The Supreme Court on Tuesday said the 1991 report drawn up by four historians, rejecting claims that the site where the Babri Masjid stood was the birthplace of Ram, was at best an “opinion” and “cannot be” accepted as “evidence” to decide the Ayodhya case.
“At the highest, it would be an opinion,” Justice D Y Chandrachud, who is part of the five-judge Constitution Bench hearing the case, told senior advocate Rajeev Dhavan, who is representing the Sunni Central Wakf Board.
The remarks came as Dhavan drew the court’s attention to the report — Ramjanmabhumi-Babari Masjid, A Historians’ Report to the Nation, authored by R S Sharma, M Athar Ali, D N Jha and Suraj Bhan —- and said that the Allahabad High Court did not consider the report while deciding the case, “probably because D N Jha had not signed it”.
The CJI-headed bench is hearing appeals against the September 30, 2010 Allahabad HC verdict dividing the disputed 2.77 acres equally among the Sunni Waqf Board, Nirmohi Akhara, and Ramlalla.
“Who asked them to (prepare the report)? Were they commissioned by the government,” Justice Bobde asked Dhavan.

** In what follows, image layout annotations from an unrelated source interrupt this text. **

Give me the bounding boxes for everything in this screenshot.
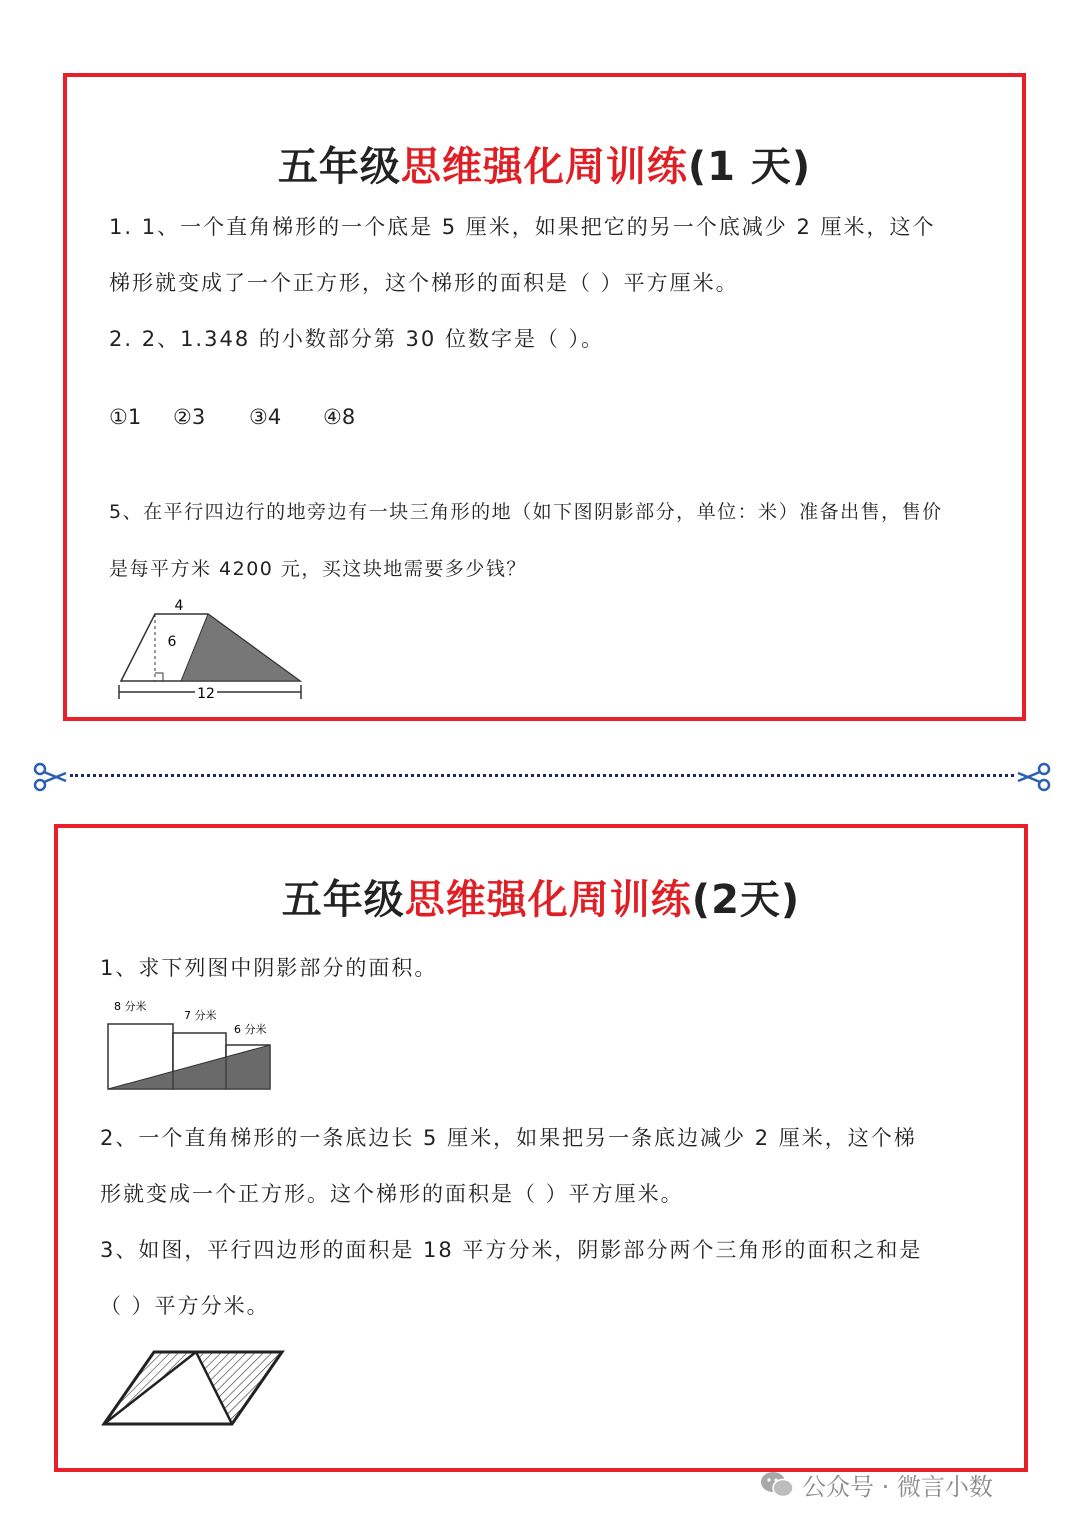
- height-label: 6: [167, 634, 177, 650]
- watermark-text: 公众号 · 微言小数: [802, 1473, 993, 1501]
- day2-q3-line2: （ ）平方分米。: [100, 1294, 270, 1318]
- day1-q2-option-3: ③4: [249, 405, 282, 429]
- day2-q1-line1: 1、求下列图中阴影部分的面积。: [100, 956, 438, 980]
- day2-parallelogram-figure: [100, 1346, 290, 1430]
- day2-q2-line1: 2、一个直角梯形的一条底边长 5 厘米，如果把另一条底边减少 2 厘米，这个梯: [100, 1126, 917, 1150]
- day2-card: [54, 824, 1028, 1472]
- label-7: 7 分米: [184, 1009, 217, 1022]
- watermark: [760, 1467, 993, 1502]
- day2-title: [58, 868, 1024, 925]
- label-8: 8 分米: [114, 1000, 147, 1013]
- day1-title-black: 五年级: [277, 144, 401, 190]
- day1-card: [63, 73, 1026, 721]
- top-label: 4: [174, 598, 184, 614]
- scissors-icon-right: [1016, 761, 1052, 793]
- day2-squares-figure: [104, 998, 284, 1098]
- day2-q2-line2: 形就变成一个正方形。这个梯形的面积是（ ）平方厘米。: [100, 1182, 684, 1206]
- day1-title: [67, 135, 1022, 192]
- day1-title-red: 思维强化周训练: [400, 144, 688, 190]
- day2-title-black: 五年级: [281, 877, 405, 923]
- day2-q3-line1: 3、如图，平行四边形的面积是 18 平方分米，阴影部分两个三角形的面积之和是: [100, 1238, 923, 1262]
- day1-q2-option-4: ④8: [323, 405, 356, 429]
- scissors-icon-left: [32, 761, 68, 793]
- label-6: 6 分米: [234, 1023, 267, 1036]
- day1-q2-option-1: ①1: [109, 405, 142, 429]
- day1-q1-line2: 梯形就变成了一个正方形，这个梯形的面积是（ ）平方厘米。: [109, 271, 739, 295]
- day2-title-suffix: (2天): [691, 877, 801, 923]
- day1-trapezoid-figure: [113, 596, 313, 706]
- day1-q5-line1: 5、在平行四边行的地旁边有一块三角形的地（如下图阴影部分，单位：米）准备出售，售价: [109, 501, 943, 523]
- day1-q2-line1: 2. 2、1.348 的小数部分第 30 位数字是（ ）。: [109, 327, 605, 351]
- wechat-icon: [760, 1471, 794, 1499]
- dotted-divider: [70, 774, 1014, 777]
- base-label: 12: [197, 686, 215, 702]
- day1-q5-line2: 是每平方米 4200 元，买这块地需要多少钱？: [109, 558, 527, 580]
- day1-q1-line1: 1. 1、一个直角梯形的一个底是 5 厘米，如果把它的另一个底减少 2 厘米，这个: [109, 215, 936, 239]
- day1-title-suffix: (1 天): [687, 144, 812, 190]
- day1-q2-option-2: ②3: [173, 405, 206, 429]
- cut-line: [32, 757, 1052, 797]
- day2-title-red: 思维强化周训练: [404, 877, 692, 923]
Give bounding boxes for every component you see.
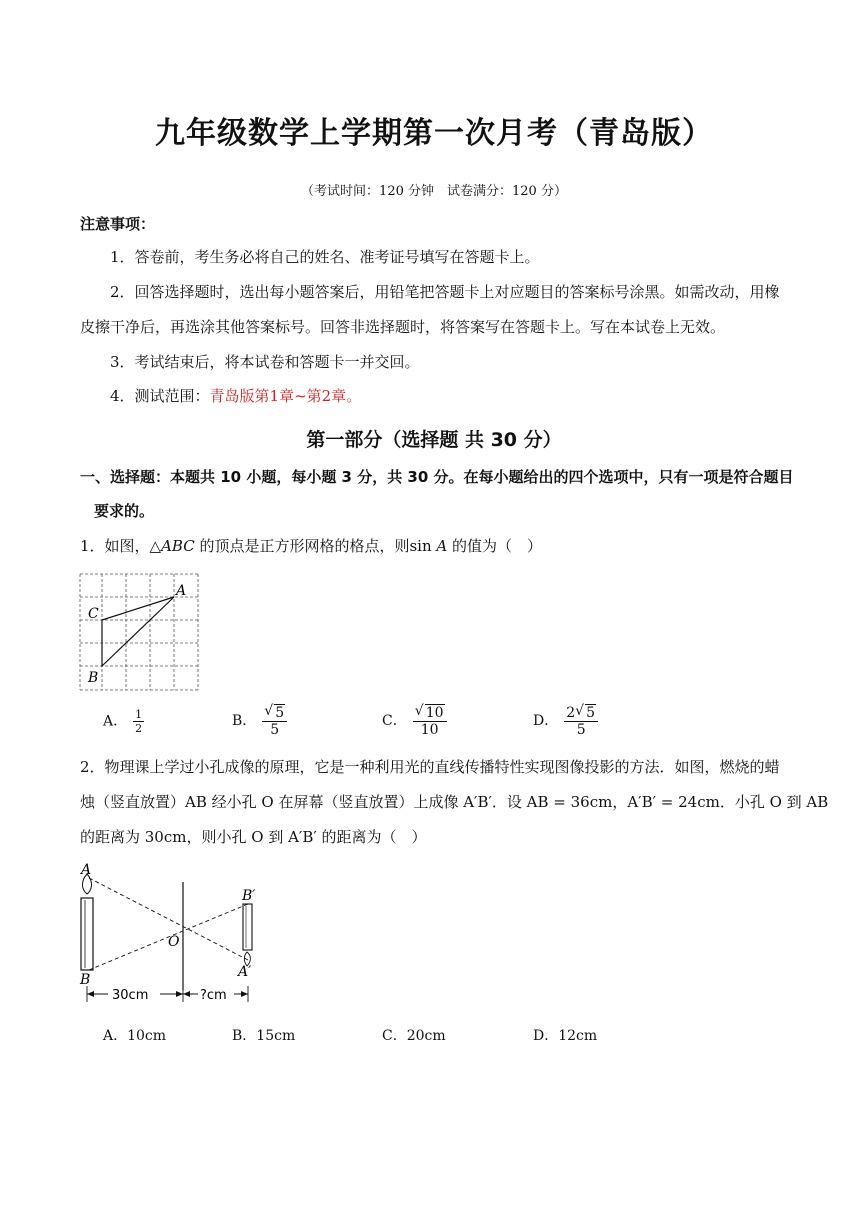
q2-option-d[interactable]: D．12cm: [533, 1028, 598, 1044]
notice-item-4-prefix: 4．测试范围：: [110, 387, 210, 405]
notice-item-2-line2: 皮擦干净后，再选涂其他答案标号。回答非选择题时，将答案写在答题卡上。写在本试卷上无效。: [80, 318, 726, 336]
q2-label-b-prime: B′: [242, 888, 256, 904]
q2-label-a: A: [81, 862, 92, 878]
question-2-line3: 的距离为 30cm，则小孔 O 到 A′B′ 的距离为（ ）: [80, 828, 427, 846]
q2-pinhole-figure: [72, 860, 272, 1010]
part1-instructions-line1: 一、选择题：本题共 10 小题，每小题 3 分，共 30 分。在每小题给出的四个选项中，只有一项是符合题目: [80, 468, 794, 486]
q2-option-b[interactable]: B．15cm: [232, 1028, 296, 1044]
q1-mid: 的顶点是正方形网格的格点，则sin: [194, 537, 437, 555]
notice-heading: 注意事项：: [80, 215, 156, 233]
page-title: 九年级数学上学期第一次月考（青岛版）: [155, 116, 713, 151]
q1-option-b[interactable]: B． √ 5 5: [232, 704, 287, 738]
q1-option-a[interactable]: A． $\frac{1}{2}$: [103, 708, 143, 735]
q2-distance-ab: 30cm: [112, 988, 149, 1003]
q1-a: A: [436, 537, 448, 555]
q2-option-a[interactable]: A．10cm: [103, 1028, 167, 1044]
part1-instructions-line2: 要求的。: [94, 502, 155, 520]
q1-option-c[interactable]: C． √ 10 10: [382, 704, 447, 738]
notice-item-4: [110, 386, 361, 406]
q1-label-b: B: [88, 670, 99, 686]
question-2-line2: 烛（竖直放置）AB 经小孔 O 在屏幕（竖直放置）上成像 A′B′．设 AB = 36cm，A′B′ = 24cm．小孔 O 到 AB: [80, 793, 829, 811]
q2-label-a-prime: A′: [238, 964, 252, 980]
q1-label-a: A: [176, 583, 187, 599]
question-2-line1: 2．物理课上学过小孔成像的原理，它是一种利用光的直线传播特性实现图像投影的方法．如图，燃烧的蜡: [80, 758, 780, 776]
q1-post: 的值为（ ）: [447, 537, 543, 555]
q2-label-o: O: [168, 934, 180, 950]
q1-label-c: C: [88, 606, 99, 622]
q2-label-b: B: [80, 972, 91, 988]
exam-info: （考试时间：120 分钟 试卷满分：120 分）: [301, 184, 567, 199]
section-title: 第一部分（选择题 共 30 分）: [306, 429, 562, 451]
notice-item-2-line1: 2．回答选择题时，选出每小题答案后，用铅笔把答题卡上对应题目的答案标号涂黑。如需改动，用橡: [110, 283, 780, 301]
q1-abc: ABC: [161, 537, 195, 555]
q2-distance-unknown: ?cm: [200, 988, 227, 1003]
notice-item-3: 3．考试结束后，将本试卷和答题卡一并交回。: [110, 353, 420, 371]
test-range: 青岛版第1章~第2章。: [209, 387, 362, 405]
question-1-stem: [80, 536, 542, 556]
q1-option-d[interactable]: D． 2 √ 5 5: [533, 704, 598, 738]
q1-pre: 1．如图，△: [80, 537, 162, 555]
q2-option-c[interactable]: C．20cm: [382, 1028, 446, 1044]
q1-grid-figure: [78, 570, 208, 695]
notice-item-1: 1．答卷前，考生务必将自己的姓名、准考证号填写在答题卡上。: [110, 248, 540, 266]
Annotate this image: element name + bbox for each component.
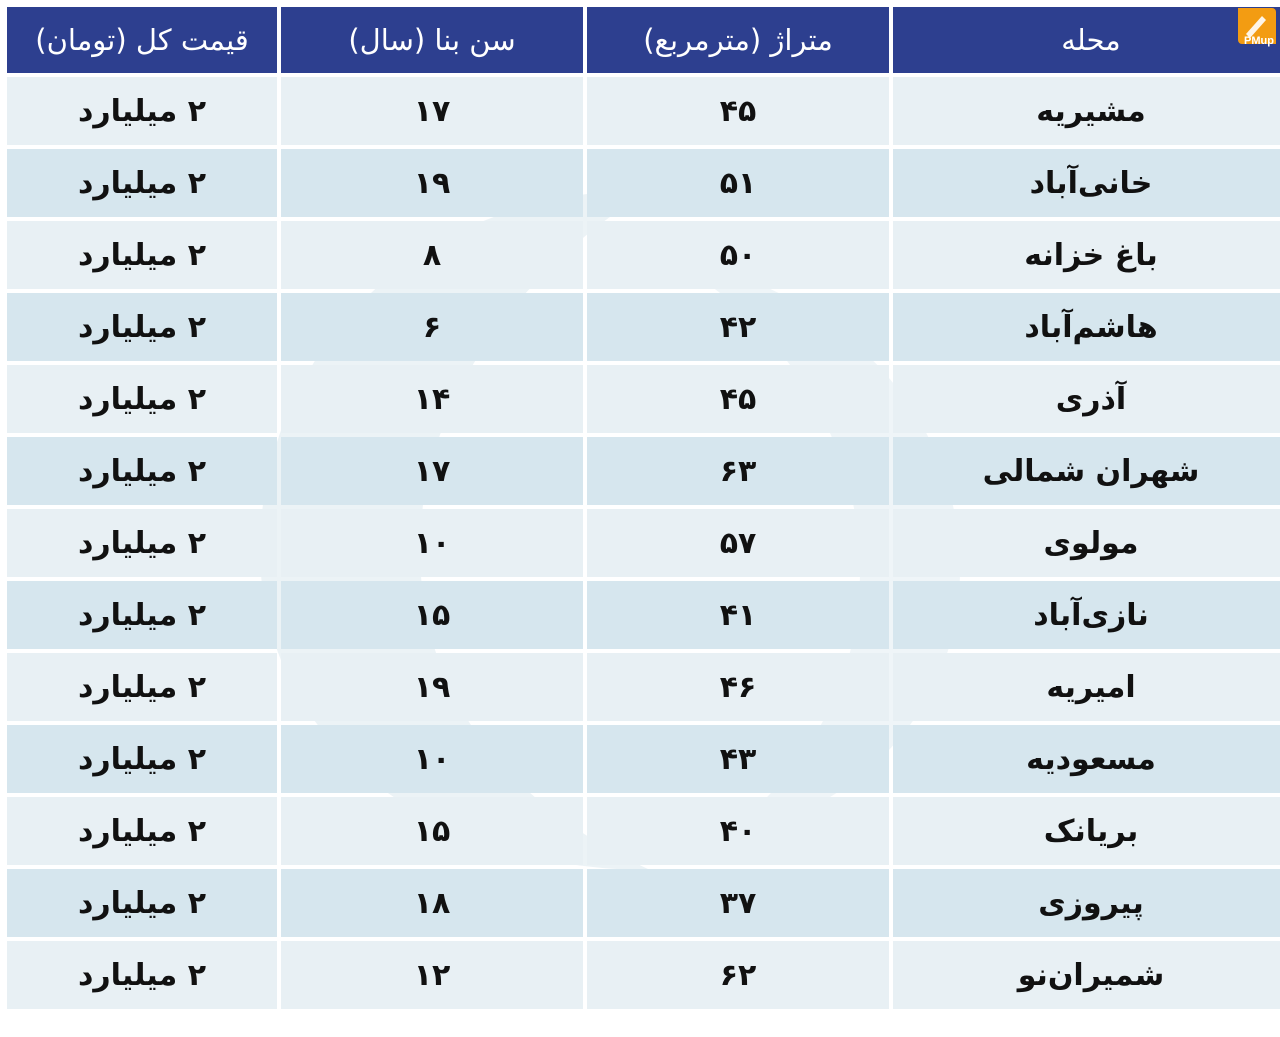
total-price-cell: ۲ میلیارد	[7, 293, 277, 361]
total-price-cell: ۲ میلیارد	[7, 869, 277, 937]
neighborhood-cell: مسعودیه	[893, 725, 1280, 793]
column-header-area: متراژ (مترمربع)	[587, 7, 889, 73]
neighborhood-cell: شمیران‌نو	[893, 941, 1280, 1009]
total-price-cell: ۲ میلیارد	[7, 797, 277, 865]
area-cell: ۵۷	[587, 509, 889, 577]
area-cell: ۳۷	[587, 869, 889, 937]
total-price-cell: ۲ میلیارد	[7, 725, 277, 793]
neighborhood-cell: پیروزی	[893, 869, 1280, 937]
logo-text: PMup	[1244, 35, 1274, 47]
table-row	[7, 869, 1280, 937]
table-row	[7, 509, 1280, 577]
area-cell: ۵۰	[587, 221, 889, 289]
building-age-cell: ۱۹	[281, 653, 583, 721]
table-row	[7, 941, 1280, 1009]
area-cell: ۴۵	[587, 365, 889, 433]
pm-up-logo-icon	[1232, 4, 1278, 48]
building-age-cell: ۱۲	[281, 941, 583, 1009]
building-age-cell: ۱۷	[281, 437, 583, 505]
table-row	[7, 293, 1280, 361]
area-cell: ۵۱	[587, 149, 889, 217]
neighborhood-cell: نازی‌آباد	[893, 581, 1280, 649]
area-cell: ۴۶	[587, 653, 889, 721]
total-price-cell: ۲ میلیارد	[7, 149, 277, 217]
area-cell: ۶۲	[587, 941, 889, 1009]
neighborhood-cell: بریانک	[893, 797, 1280, 865]
table-header-row	[7, 7, 1280, 73]
table-row	[7, 221, 1280, 289]
table-row	[7, 149, 1280, 217]
table-row	[7, 365, 1280, 433]
total-price-cell: ۲ میلیارد	[7, 581, 277, 649]
area-cell: ۴۲	[587, 293, 889, 361]
building-age-cell: ۶	[281, 293, 583, 361]
building-age-cell: ۱۸	[281, 869, 583, 937]
neighborhood-cell: هاشم‌آباد	[893, 293, 1280, 361]
area-cell: ۴۳	[587, 725, 889, 793]
total-price-cell: ۲ میلیارد	[7, 77, 277, 145]
building-age-cell: ۸	[281, 221, 583, 289]
total-price-cell: ۲ میلیارد	[7, 509, 277, 577]
table-row	[7, 725, 1280, 793]
total-price-cell: ۲ میلیارد	[7, 941, 277, 1009]
total-price-cell: ۲ میلیارد	[7, 653, 277, 721]
building-age-cell: ۱۷	[281, 77, 583, 145]
building-age-cell: ۱۵	[281, 797, 583, 865]
neighborhood-cell: امیریه	[893, 653, 1280, 721]
neighborhood-cell: شهران شمالی	[893, 437, 1280, 505]
total-price-cell: ۲ میلیارد	[7, 221, 277, 289]
building-age-cell: ۱۵	[281, 581, 583, 649]
total-price-cell: ۲ میلیارد	[7, 365, 277, 433]
building-age-cell: ۱۴	[281, 365, 583, 433]
table-row	[7, 77, 1280, 145]
neighborhood-cell: خانی‌آباد	[893, 149, 1280, 217]
table-row	[7, 581, 1280, 649]
building-age-cell: ۱۰	[281, 725, 583, 793]
neighborhood-cell: باغ خزانه	[893, 221, 1280, 289]
area-cell: ۴۱	[587, 581, 889, 649]
column-header-building-age: سن بنا (سال)	[281, 7, 583, 73]
column-header-total-price: قیمت کل (تومان)	[7, 7, 277, 73]
total-price-cell: ۲ میلیارد	[7, 437, 277, 505]
table-row	[7, 797, 1280, 865]
neighborhood-cell: مولوی	[893, 509, 1280, 577]
building-age-cell: ۱۹	[281, 149, 583, 217]
neighborhood-cell: مشیریه	[893, 77, 1280, 145]
table-body	[7, 77, 1280, 1009]
area-cell: ۶۳	[587, 437, 889, 505]
area-cell: ۴۰	[587, 797, 889, 865]
table-row	[7, 653, 1280, 721]
column-header-neighborhood: محله	[893, 7, 1280, 73]
building-age-cell: ۱۰	[281, 509, 583, 577]
table-row	[7, 437, 1280, 505]
price-table	[3, 3, 1280, 1013]
neighborhood-cell: آذری	[893, 365, 1280, 433]
area-cell: ۴۵	[587, 77, 889, 145]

Senior counsel Zafaryab Jilani, also appearing for the mosque side, replied that “they had participated in a discussion” and “volunteered” to prepare it.
Countering the bench’s remarks that it was an “opinion”, Dhavan said, “It’s certainly not a view. It’s expert history.” He then stated the credentials of the historians and cited contents of the report, but the bench did not seem impressed.
Justice Chandrachud said, “This was in response to Vishwa Hindu Parishad’s (VHP) stand during talks…. Just like what VHP says can’t be evidence before us, this also can’t be.”
Dhavan denied that it was a reply to the VHP, but the bench pointed out that the report made it clear.
Justice Chandrachud said, “It would have been different if the historians had responded to the evidence cited by the Archeological Survey of India (ASI)” which excavated the site on HC’s orders. But there were many developments after that, including the ASI report, he added.
Justice Chandrachud stated that HC had dealt with the historians’ methodology and called it “very perfunctory”.
The bench also quizzed the Board on motifs found in Babri Masjid, as revealed in photographs taken in 1950.
Referring to a photograph of what is known as the ‘simha dwar’, which showed a bird between two lion heads, Justice Bobde asked, “What is that? Is it Garud?”, and added he was asking this because senior advocate C S Vaidyanathan, appearing for the deity Ramlalla, has “stated that it is Garud”.
Dhavan replied that whatever it may be, it proved nothing since some Muslim witnesses had said it was an emblem of the Nawab, and Hindu witnesses said it belonged to a temple.
Justice Bobde said the court was trying to co-relate it to the arguments that a mosque cannot have such images.
Dhavan then cited photos of the ‘kasauti’ pillars found inside the mosque and said it was a “mystery” where the pillar had came from. “Some say it came from Sri Lanka, some say Nepal; some say from a mine, some say it was lying there,” he submitted. He said the lotus motif found on them did not prove they belonged to a temple.
Dhavan said such images of flowers, etc, were part of Islamic art everywhere and there was “no direct evidence of the image of God on them”.
Justice Bobde then sought to know whether there was any evidence of such images being found in other mosques.
“No”, replied Dhavan, “we were not asked to produce such evidence.” As far as Muslims were concerned, they were praying at the western wall and that did not have any images, he submitted.
The Board also sought to contradict the Shia Wakf Board’s claim that it was willing to hand over the land for building a Ram temple and said that their stand in a written statement before the HC was that the land must go to Muslims whenever it is released.